Com este instrumento foram possíveis os expurgos que a cada momento se virava contra alguma classe: em 1922 os revolucionários não comunistas, em 1927 os clérigos, em 1930 os industriários e os engenheiros, de 1930 a 32 os camponeses, em 1936-38 os comunistas mais antigos em 1945 os soldados soviéticos que foram prisioneiros de guerra dos alemães ou japoneses e por fim, em 1948 os próprios proletários.


Ouvimos aqui Krilenko, procurador da União Soviética, dizer: “Um tribunal revolucionário é um órgão de luta da classe operária contra os seus inimigos” e deve atuar “tendo em vista os interesses da Revolução... levando em conta os resultados mais desejáveis para as massas operárias e camponesas” e “Sejam quais forem as qualidades individuais (do réu), só lhe pode ser aplicado um método de avaliação: o critério do interesse da classe”.
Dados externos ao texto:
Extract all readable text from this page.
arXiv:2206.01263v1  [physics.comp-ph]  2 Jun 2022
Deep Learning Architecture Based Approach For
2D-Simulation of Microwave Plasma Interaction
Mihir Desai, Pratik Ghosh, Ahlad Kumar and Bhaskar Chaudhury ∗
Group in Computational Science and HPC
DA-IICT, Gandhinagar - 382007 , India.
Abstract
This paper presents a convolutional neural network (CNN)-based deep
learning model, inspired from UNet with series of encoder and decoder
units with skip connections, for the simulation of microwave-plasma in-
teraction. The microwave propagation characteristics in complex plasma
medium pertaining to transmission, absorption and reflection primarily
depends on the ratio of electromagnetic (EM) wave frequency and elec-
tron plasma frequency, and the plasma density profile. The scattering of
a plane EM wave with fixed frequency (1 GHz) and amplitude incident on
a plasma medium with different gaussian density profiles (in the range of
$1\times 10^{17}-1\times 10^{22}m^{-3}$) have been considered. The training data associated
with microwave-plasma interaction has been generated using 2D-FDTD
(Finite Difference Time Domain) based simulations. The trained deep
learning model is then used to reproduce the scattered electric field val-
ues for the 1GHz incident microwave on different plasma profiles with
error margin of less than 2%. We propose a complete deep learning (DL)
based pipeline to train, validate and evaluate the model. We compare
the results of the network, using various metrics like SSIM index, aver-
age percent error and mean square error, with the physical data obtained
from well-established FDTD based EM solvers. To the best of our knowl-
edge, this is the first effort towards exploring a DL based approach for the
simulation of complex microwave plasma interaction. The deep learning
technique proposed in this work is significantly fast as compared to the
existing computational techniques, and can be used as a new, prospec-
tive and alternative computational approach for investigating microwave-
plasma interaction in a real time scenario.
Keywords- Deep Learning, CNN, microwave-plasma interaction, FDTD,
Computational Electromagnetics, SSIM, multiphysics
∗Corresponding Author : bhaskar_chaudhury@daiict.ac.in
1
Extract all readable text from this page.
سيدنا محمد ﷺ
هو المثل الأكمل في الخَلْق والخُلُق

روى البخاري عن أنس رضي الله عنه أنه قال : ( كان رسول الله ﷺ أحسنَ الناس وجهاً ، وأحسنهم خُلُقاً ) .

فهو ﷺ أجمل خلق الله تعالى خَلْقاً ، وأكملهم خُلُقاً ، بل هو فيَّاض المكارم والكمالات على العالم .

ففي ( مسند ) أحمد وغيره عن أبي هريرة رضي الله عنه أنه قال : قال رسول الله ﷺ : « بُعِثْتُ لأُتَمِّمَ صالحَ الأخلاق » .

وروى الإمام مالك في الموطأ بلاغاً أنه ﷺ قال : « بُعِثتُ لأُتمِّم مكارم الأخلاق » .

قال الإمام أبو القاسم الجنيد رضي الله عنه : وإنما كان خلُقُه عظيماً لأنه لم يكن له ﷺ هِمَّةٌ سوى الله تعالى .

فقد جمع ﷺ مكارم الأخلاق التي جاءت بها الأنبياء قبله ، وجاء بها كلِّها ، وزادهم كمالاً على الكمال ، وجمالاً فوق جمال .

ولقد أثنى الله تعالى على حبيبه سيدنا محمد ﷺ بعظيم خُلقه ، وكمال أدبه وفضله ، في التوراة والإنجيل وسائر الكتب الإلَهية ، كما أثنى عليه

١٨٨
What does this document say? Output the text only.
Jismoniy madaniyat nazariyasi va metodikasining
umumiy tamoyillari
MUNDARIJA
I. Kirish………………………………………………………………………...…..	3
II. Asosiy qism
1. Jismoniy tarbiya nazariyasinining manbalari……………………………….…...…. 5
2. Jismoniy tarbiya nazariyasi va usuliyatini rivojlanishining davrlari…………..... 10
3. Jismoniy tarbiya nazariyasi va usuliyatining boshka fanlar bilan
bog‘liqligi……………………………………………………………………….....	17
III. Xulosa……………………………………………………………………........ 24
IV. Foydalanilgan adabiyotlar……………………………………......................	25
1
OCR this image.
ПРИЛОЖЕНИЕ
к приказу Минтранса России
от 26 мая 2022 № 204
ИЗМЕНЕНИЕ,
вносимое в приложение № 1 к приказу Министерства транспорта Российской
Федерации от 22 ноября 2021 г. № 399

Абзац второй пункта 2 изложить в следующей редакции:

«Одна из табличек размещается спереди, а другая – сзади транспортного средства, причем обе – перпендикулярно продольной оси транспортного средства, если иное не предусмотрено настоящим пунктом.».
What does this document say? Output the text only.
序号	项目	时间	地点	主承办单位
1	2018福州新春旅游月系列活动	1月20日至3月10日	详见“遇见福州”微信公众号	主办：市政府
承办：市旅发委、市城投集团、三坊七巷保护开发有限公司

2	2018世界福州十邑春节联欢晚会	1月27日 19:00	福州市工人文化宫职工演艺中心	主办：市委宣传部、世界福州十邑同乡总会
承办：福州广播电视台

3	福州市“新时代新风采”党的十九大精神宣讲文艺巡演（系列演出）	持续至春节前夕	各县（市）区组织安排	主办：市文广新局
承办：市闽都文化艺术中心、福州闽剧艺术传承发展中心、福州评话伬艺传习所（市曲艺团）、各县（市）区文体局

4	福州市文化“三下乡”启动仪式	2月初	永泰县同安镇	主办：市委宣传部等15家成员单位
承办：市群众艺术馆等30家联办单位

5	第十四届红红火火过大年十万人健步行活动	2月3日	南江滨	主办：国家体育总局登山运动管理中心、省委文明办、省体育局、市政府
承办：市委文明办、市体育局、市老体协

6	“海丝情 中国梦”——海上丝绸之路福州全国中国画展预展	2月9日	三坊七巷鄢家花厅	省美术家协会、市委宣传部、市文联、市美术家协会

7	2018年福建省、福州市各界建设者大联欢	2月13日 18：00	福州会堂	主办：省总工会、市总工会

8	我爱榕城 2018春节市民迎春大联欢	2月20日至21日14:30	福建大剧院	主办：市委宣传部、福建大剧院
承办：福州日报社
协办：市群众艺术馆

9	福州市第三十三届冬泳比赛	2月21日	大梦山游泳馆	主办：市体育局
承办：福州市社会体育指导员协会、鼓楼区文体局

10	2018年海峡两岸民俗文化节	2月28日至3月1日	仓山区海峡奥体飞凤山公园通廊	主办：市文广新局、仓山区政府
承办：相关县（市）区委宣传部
Isto aí pode parecer muito específico, ocorrido lá na União Soviética, no começo do século, algo que está morto e enterrado, mas não é bem assim. Observamos no discurso de qualquer esquerdista, mesmo nos mais moderados, esta ânsia por culpas coletivas: “A violência é culpa da classe média”, “A AIDS e a gravidez da adolescência é culpa dos católicos”, “As mulheres que morrem tentando abortar são culpa dos homens”, “A desigualdade racial é culpa dos brancos”. Parece ser algo que faz parte mesmo da natureza da esquerda, como uma coceirinha que fica ali, esperando apenas um momento de distração de maior convicção ou de maior apoio popular. É claro, se você é a encarnação do progresso, qualquer um que fica no meio do seu caminho é um câncer a ser removido.